Ven. Pope Pius XII & St. Sergius of Radonezh

I checked Acta Apostolicae Sedis 1940 and it does not have the names of all 21 Russian Orthodox saints that Ven. Pope Pius XII of Rome authorized for veneration by Russian Catholics in a 1940 decree.{1} See here for examples of the veneration of certain post-schism Orthodox saints. The permission for Catholics to venerate these men is, I think, based on a judgment by the Church that such men died Catholics in good standing.

Sergius of Radonezh is in the Roman Martyrology for September 25.{2}  He was in communion{3} with and almost took the place of the Orthodox Metropolitan Alexis of Kiev (1354-1378) when the latter died;{4} Alexis was omitted from the 1940 calendar because of his conscious dependence on the anti-Catholic Patriarchs Callistus and Philotheus of Constantinople, and was indeed anti-Catholic himself.{5} Furthermore, one of the reasons Sergius accomplished the reform of monastic life along cenobitical guidelines at the Monastery of the Holy Trinity in 1354 was “a personal letter of recommendation of this course from … Philotheus.”{6} Unlike Gregory Palamas, however, Sergius of Radonezh did not leave any anti-Catholic writings or speeches--he left no writings at all.{7} There is only an apocryphal tradition, recorded by Dimitry of Rostov, that Sergius posthumously appeared to Symeon of Suzdal and Thomas of Tver and told them to join the infamous Metropolitan Mark Eugenikos of Ephesus in his rejection of the Ecumenical Council of Florence.{8}
Notes & References
{1} This decree is mentioned in Butler's Lives of the Saints, Thurston & Attwater Edition, Vol. III (July-Sept) 639-640. So far I know seven names for certain: Sts. Sergius the Wonderworker of Radonezh (†9/25/1392), Theodosius of the Kiev Far Caves (†5/3/1074), Nicetas the Bishop of Novgorod (†1/31/1109), Leontius the Wonderworker and Bishop of Novgorod (†5/23/1073), Alexander Nevsky (†11/14/1263), Barlaam of Khutyn (†11/6/1193), and Abraham of Smolensk (†8/21/1224). O shining stars of the Russian land, pray for us sinners, now and at the hour of our death! Amen.
{2} https://web.archive.org/web/20111006192024/
{3} Butler’s Lives of the Saints, Complete Edition, ed., rev. and supp. by Herbert J. Thurston, S.J. and Donald Attwater, vol. 3: July, August, September (Westminster, MD: Christian Classics, 1990), 642.

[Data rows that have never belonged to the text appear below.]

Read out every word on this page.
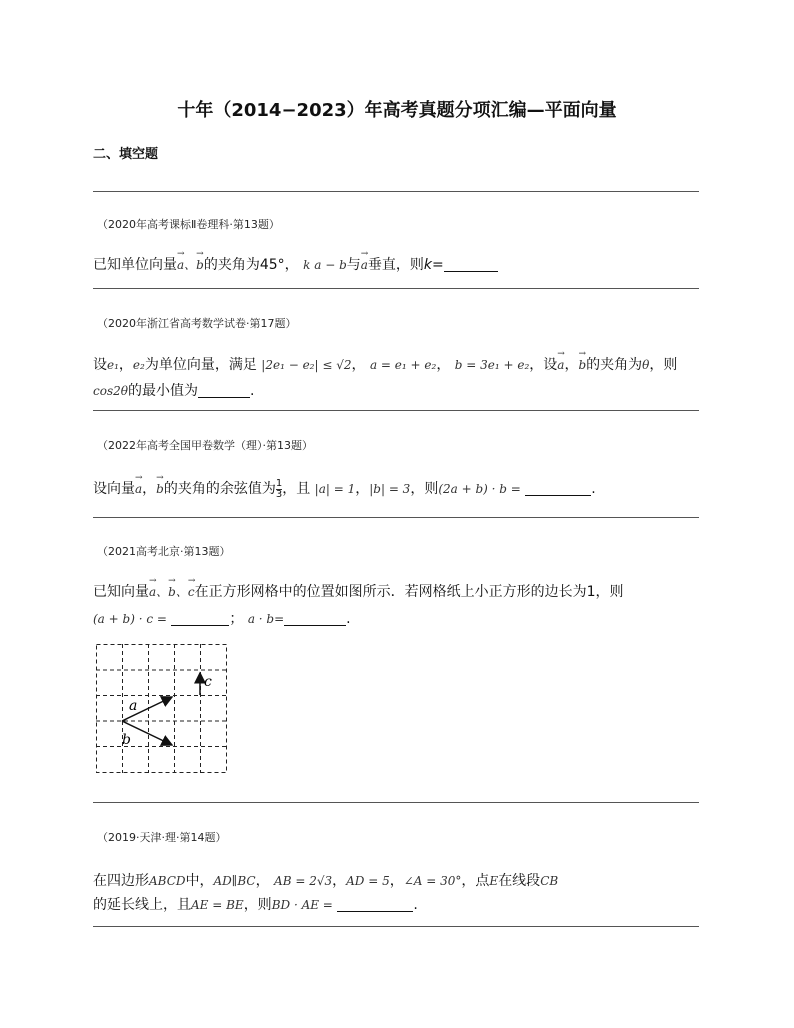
十年（2014−2023）年高考真题分项汇编—平面向量
二、填空题
（2020年高考课标Ⅱ卷理科·第13题）
已知单位向量→ a、→ b的夹角为45°， k a − b与→ a垂直，则k=
（2020年浙江省高考数学试卷·第17题）
设e₁，e₂为单位向量，满足 |2e₁ − e₂| ≤ √2， a = e₁ + e₂， b = 3e₁ + e₂，设→ a，→ b的夹角为θ，则
cos2θ的最小值为	.
（2022年高考全国甲卷数学（理）·第13题）
设向量→ a，→ b的夹角的余弦值为 $\frac{1}{3}$ ，且 |a| = 1，|b| = 3，则(2a + b) · b =	.
（2021高考北京·第13题）
已知向量→ a、→ b、→ c在正方形网格中的位置如图所示．若网格纸上小正方形的边长为1，则
(a + b) · c =	； a · b=	.
a
b
c
（2019·天津·理·第14题）
在四边形ABCD中，AD∥BC， AB = 2√3，AD = 5，∠A = 30°，点E在线段CB
的延长线上，且AE = BE，则BD · AE =	.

{4} P. Roche, “Sergius of Radonezh, St.,” New Catholic Encyclopedia, vol. 13, 2nd ed. (Detroit: Gale, 2003), 16.
{5} Julian Pelesz, Geschichte der Union der ruthenischen Kirche mit Rom, vol. 1 (Würzburg: Woerl, 1881), 348 <https://books.google.com/books?id=dKEtAAAAMAAJ&pg=PA348#v=onepage&q&f=false>.
{6} Thurston and Attwater, loc. cit.
{7} Roche, loc. cit.
{8} Dimitry of Rostov, “The Twenty-Fifth Day of the Month of September: The Life of Our Holy Monastic Father Sergius, Abbot of Radonezh and New Wonder-worker,” The Great Collection of the Lives of the Saints, vol. 1: September <http://www.chrysostompress.org/lives_25_september.html>. Cf. David B. Miller, Saint Sergius of Radonezh, His Trinity Monastery, and the Formation of the Russian Identity (DeKalb, IL: Northern Illinois University Press, 2010), 68-70, 75.